剩下就只能利用岐帝國延綿的邊境線,發動襲擾和蠶食,短期內無法見效,長期就是打持久戰,消耗戰,忽喇也吃不消。打耐力,拼消耗,游牧民族從來不是一個好農民,他沒這個資源。

最後,通過全面戰爭,檢驗國內官場、官僚系統和權貴的反應,那些個平日裏潛水,光說漂亮話,不做事實的,這個時候就能看出都是些什麽貨色。

等到局勢緩和,再回過頭來收拾這些個道貌岸然吃裏扒外的團體和個人。

“如今邊塞形勢吃緊,國策將做重大調整,萊王殿下當早做準備。”

“妹夫能否說的再明白些?”

“錢的事由我過問,但用錢關鍵還在用人,戶部那邊靠不住,金戔寺抽不出人,萊王殿下不妨找我舅舅商議用人之事,以備不時之需。”

“這你放心,此事由我親自過問,絕保萬無一失。”

“今日時辰不早,趕緊開飯吧。”言畢,沈雲卿看向沈嚴良說:“爹,你和娘今晚就別出宮了,今晚幫著孩兒一起理賬。”

“也好,那就這麽定了。”

金戔寺、海郡王府的賬目兩年沒過手,具體的經營投資和財務細節一概不清楚,軍費開支和遷徙老百姓都要花錢,金戔寺的資本擴容,需要重新調整,沈雲卿甚至開始考慮發放國債,以彌補財政缺口。
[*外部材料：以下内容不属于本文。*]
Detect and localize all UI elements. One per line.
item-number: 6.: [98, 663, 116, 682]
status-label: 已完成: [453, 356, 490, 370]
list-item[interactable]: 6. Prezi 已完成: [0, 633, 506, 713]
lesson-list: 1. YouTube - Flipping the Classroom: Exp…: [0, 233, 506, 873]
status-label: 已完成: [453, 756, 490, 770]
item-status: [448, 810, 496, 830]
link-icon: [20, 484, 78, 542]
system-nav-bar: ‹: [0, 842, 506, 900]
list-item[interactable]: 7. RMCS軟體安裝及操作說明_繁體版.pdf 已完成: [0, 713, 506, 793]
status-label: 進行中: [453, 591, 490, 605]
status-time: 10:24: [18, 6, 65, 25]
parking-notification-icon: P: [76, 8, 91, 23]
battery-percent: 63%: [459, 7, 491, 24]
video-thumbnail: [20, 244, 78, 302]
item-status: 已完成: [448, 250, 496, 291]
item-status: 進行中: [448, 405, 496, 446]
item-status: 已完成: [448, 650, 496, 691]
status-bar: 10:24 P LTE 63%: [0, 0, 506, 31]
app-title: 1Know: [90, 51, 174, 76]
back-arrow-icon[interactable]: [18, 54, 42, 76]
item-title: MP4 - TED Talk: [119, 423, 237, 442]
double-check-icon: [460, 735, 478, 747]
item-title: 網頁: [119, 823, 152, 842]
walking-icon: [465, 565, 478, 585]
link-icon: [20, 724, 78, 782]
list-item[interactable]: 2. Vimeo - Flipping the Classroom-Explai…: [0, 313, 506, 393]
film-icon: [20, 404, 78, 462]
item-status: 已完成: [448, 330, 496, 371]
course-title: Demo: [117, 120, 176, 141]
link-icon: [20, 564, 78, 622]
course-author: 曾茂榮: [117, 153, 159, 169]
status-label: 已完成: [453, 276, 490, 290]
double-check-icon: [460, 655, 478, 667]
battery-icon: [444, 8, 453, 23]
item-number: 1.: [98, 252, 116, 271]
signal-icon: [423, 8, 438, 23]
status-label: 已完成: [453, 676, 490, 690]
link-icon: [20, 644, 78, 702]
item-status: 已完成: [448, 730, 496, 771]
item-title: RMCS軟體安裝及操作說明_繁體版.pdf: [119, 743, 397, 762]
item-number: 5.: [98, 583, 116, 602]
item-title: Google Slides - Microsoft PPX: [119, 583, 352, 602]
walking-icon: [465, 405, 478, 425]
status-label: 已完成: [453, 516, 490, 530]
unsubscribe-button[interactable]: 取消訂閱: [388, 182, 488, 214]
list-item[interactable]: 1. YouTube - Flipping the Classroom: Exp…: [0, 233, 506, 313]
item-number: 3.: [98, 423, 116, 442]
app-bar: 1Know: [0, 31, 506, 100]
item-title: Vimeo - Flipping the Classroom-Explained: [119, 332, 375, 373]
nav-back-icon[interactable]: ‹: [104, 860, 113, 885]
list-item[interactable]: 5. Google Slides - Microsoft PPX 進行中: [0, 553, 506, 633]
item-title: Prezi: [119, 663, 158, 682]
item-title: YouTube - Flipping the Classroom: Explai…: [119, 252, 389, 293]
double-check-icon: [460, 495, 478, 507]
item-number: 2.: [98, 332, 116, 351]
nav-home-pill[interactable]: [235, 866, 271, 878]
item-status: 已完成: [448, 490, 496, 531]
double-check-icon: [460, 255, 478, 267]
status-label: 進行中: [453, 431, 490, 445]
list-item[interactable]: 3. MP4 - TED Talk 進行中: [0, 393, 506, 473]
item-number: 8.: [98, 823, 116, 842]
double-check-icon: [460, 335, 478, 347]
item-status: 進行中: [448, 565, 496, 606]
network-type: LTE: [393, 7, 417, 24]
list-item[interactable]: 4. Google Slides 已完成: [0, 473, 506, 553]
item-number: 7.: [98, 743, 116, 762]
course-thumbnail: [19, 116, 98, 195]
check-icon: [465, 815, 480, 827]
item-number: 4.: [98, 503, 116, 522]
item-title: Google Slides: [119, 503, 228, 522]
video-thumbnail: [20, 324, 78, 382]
盡管當初女帝拒絕了引入民間資本開銀行的方略,造成了一定戰略被動和經濟損失,但辯證來看,並非全無好處。

首先,金戔寺的本質是銀行,但畢竟是新鮮事物,運作模式、經營模式、典章制度民間一時半會兒未必能接受,因此需要一個推廣時間。

由權貴全額出資,一定程度上降低了民間參與的風險,同時權貴的集權特性,又加速了金戔寺借助國家體系發展的速度,否則民間銀行絕不可能在短短六七年之內,遍及大江南北重點富裕地區。

其次,金戔寺的順利發展,產生的經濟效益帶來了示範效應,讓民間財閥看到金戔寺不僅有利可圖,而且盈利豐厚,尤其是戶部方面,現在就很後悔,要是這個點子出在戶部,戶部可能又是一番景象。

但這種可能微乎其微,金戔寺的靈魂,仍然是沈雲卿的這個腦袋。

其三,金戔寺的背後有工部的技術,和正在發展孕育的基礎工業,巨大的生產力,廉價的產品,讓民間財閥看到巨大的經濟潛力和市場潛力,通過捆綁金戔寺與基礎工業,又給民間參股投資上了一道經濟保險,失敗了,能得到技術和生產資料,成了不僅收獲技術和生產資料,更能在資本經濟中分得一杯羹。

最後,國家政策再好,藍圖再宏偉,需要公信力,執行力和政府威信。

朝廷的威信、公信力在內亂和戶部的經營下已經喪失殆盡,金戔寺的出現,一定程度挽回了朝廷的公信力,但仍然不足以讓民間完全放心。

但南征臘婆產生的軍事、政治效應,正在轉化為經濟效應和輿論效應。

通過對外戰爭,既能強化對外形象和威信,同時對國內經濟信心也是一針強心劑。

尤其是南征期間全國不加征,不認捐,金戔寺獨立承擔,還能保證金戔寺的盈虧平衡,速戰速決打贏不可能的戰爭,這本就是一種強大的執行力和公信力,讓民間看到現在的朝廷,已經不是十年前,二十年前,充滿了亡國征兆的晚期王朝。

雖然女帝當初拒絕了引入民間資本,但經過五六年的發展和孕育,通過沈雲卿的調控經營,民間發展出一大批中小私人資本和生產個體,極大繁榮了民間經濟和資本。

只需加以引導和政策扶持,以金戔寺為平臺,迅速吸引資本投入擴容後的金戔寺,朝廷所能調動的財力資本將呈幾何倍數增長,從而跳出歷代中原王朝只能坐吃農業經濟,無法盤活資本、商業和農業經濟的尷尬局面。

當晚清理一夜財賬,過去兩年沈家與金戔寺的經濟運作有了初步眉目。

歐陽羽雖然能力出眾,但她畢竟不是現代人,受到認知和理念的制約,不能像沈雲卿那樣做出前瞻性的決策。不過這兩年通過做大基本盤,倒也讓金戔寺在過規模上得到了擴張。